Ketidakadilan bagi Perempuan Penyandang Disabilitas

Senin, 30 Januari 2023 - 20:56
Bagikan :
Ketidakadilan bagi Perempuan Penyandang Disabilitas
Ilustrasi pelecehan seksual dan pencabulan perempuan disabilitas. [Suara.com/Eko Faizin]

“Saya ingin menunjukkan, ketika mereka bekerja, saya juga bekerja dan ketika mereka sekolah, saya juga sekolah.”

alfikr.id, Probolinggo - Sepenggal kalimat di atas diucapkan oleh Eka Wulandari (33) kepada ALFIKR saat diwawancarai tahun lalu. Kisah Eka hanya salah satu kasus yang terjadi di Indonesia. Masih banyak perempuan penyandang disabilitas di luar sana yang mengalami diskriminasi, pelecehan, kekerasan, dan stigmatisasi.

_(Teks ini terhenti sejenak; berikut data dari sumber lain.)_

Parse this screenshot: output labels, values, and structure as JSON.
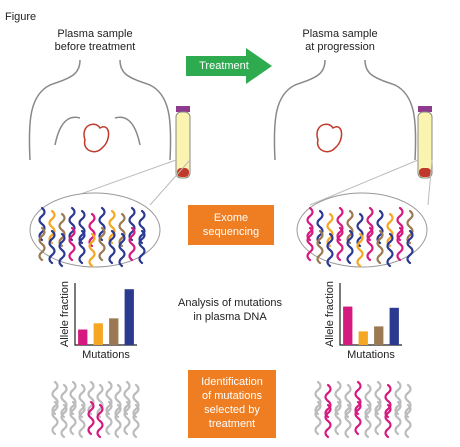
{
  "header": {
    "title": "Figure"
  },
  "labels": {
    "before": [
      "Plasma sample",
      "before treatment"
    ],
    "after": [
      "Plasma sample",
      "at progression"
    ]
  },
  "steps": {
    "treatment": "Treatment",
    "sequencing": [
      "Exome",
      "sequencing"
    ],
    "analysis": [
      "Analysis of mutations",
      "in plasma DNA"
    ],
    "identification": [
      "Identification",
      "of mutations",
      "selected by",
      "treatment"
    ]
  },
  "charts": [
    {
      "type": "bar",
      "y_label": "Allele fraction",
      "x_label": "Mutations",
      "ylim": [
        0,
        1
      ],
      "colors": [
        "#d6197f",
        "#f5a623",
        "#9b7a53",
        "#2b3990"
      ],
      "values": [
        0.25,
        0.35,
        0.43,
        0.9
      ]
    },
    {
      "type": "bar",
      "y_label": "Allele fraction",
      "x_label": "Mutations",
      "ylim": [
        0,
        1
      ],
      "colors": [
        "#d6197f",
        "#f5a623",
        "#9b7a53",
        "#2b3990"
      ],
      "values": [
        0.62,
        0.22,
        0.3,
        0.6
      ]
    }
  ]
}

Dilansir dari detik.com, kasus menyedihkan terjadi pada seorang anak perempuan difabel di Blora, Jawa Tengah yang disetubuhi ayah kandungnya (62) selama bertahun-tahun. Korban bahkan tiga kali hamil dan dua kali melahirkan akibat perbuatan bejat itu. Dari tiga kali hamil tersebut, satu di antaranya keguguran. Sedangkan anak pertamanya lahir selamat, namun meninggal saat bayi. Terakhir, korban kembali hamil dan melahirkan pada Januari 2023 ini.

“Sebenarnya tahu sejak awal. Tapi dibilang jangan sampai diomong ke orang-orang. Kalau (korban) disayang-sayang, tapi kalau saya dibentak-bentak. Selalu dimarahi bahkan diancam akan dibacok juga,” terang ibu korban.

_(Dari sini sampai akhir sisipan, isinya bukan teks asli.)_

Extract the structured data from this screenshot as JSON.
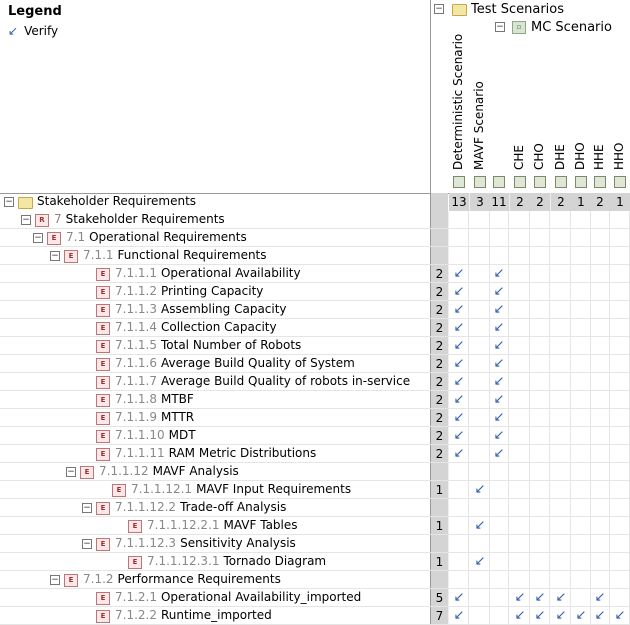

Tak hanya itu, kasus lain juga terjadi pada perempuan penyandang tunawicara yang ingin melaporkan pelecehan seksual yang dia alami. Namun mengalami keterbatasan karena di kantor polisi tidak tersedia juru bahasa isyarat, sehingga penerimaan laporan menjadi terhambat.

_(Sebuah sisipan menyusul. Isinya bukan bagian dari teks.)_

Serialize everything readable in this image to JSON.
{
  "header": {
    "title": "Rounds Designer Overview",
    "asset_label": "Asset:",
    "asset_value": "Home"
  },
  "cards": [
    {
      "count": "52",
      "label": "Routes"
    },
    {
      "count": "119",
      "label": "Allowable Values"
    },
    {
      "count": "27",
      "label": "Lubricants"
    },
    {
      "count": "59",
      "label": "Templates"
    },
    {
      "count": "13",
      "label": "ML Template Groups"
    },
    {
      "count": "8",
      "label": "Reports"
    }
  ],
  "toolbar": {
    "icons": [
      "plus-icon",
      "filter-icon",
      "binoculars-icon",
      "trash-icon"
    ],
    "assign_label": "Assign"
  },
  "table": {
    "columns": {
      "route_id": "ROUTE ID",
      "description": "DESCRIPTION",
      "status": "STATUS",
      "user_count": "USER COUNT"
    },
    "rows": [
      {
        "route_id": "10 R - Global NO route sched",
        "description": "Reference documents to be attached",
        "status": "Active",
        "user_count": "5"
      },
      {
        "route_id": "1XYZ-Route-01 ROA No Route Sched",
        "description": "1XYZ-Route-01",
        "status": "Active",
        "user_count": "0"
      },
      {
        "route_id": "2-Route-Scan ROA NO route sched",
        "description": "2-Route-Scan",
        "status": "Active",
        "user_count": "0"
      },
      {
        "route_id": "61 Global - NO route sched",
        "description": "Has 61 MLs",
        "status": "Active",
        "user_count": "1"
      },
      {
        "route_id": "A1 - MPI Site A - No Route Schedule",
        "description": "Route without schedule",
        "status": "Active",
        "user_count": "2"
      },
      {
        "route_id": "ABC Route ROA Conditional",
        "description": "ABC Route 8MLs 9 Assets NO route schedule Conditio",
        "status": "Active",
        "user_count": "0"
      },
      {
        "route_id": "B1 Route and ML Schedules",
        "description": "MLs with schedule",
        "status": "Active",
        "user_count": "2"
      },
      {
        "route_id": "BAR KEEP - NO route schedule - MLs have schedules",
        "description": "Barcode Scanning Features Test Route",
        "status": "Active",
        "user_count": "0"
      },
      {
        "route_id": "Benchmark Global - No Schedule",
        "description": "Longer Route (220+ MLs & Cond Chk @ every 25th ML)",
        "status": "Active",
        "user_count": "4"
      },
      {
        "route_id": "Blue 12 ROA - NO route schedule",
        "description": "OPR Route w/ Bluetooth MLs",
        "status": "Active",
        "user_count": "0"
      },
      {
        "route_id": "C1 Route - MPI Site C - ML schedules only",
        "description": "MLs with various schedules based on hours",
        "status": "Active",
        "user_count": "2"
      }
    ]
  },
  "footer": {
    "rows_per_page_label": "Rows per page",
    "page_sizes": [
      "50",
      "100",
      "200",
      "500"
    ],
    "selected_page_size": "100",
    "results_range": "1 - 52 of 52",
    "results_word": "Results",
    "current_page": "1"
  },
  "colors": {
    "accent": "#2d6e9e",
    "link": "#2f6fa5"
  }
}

Kasus di atas diperkuat oleh data Komnas Perempuan sepanjang tahun 2008-2020 yang mengeluarkan catatan merah terkait tingginya angka korban kekerasan seksual di Indonesia. Berdasarkan catatannya, kekerasan terhadap perempuan dewasa meningkat lebih dari 700%, korban kekerasan anak perempuan meningkat 65%, kekerasan seksual online naik 300%, dan kelompok gangguan (disabilitas intelektual) melonjak hingga 47?lam kurun 1 (satu) tahun dari 2019-2020.

Menurut Komisioner Komnas Perempuan Alimatul Qibtiyah, data CATAHU Komnas Perempaun memperlihatkan kenaikan 83% kasus Kekerasan Berbasis Gender Seksual (KBGS) dari tahun 2020 sebanyak 940 kasus menjadi 1.721 kasus pada 2021. Penerima laporan KBGS terbanyak ada di Lembaga Swadaya Masyarakat (LSM) dan Women Crisis Center (WCC) yakni sebanyak 170 kasus, Dinas Pemberdayaan Perlindungan Perempuan dan Anak (DP3A) dan Pusat Pelayanan Terpadu Pemberdayaan Perempuan dan Anak (P2TP2A) sebanyak 22 kasus, serta Pengadilan Negeri 13 kasus.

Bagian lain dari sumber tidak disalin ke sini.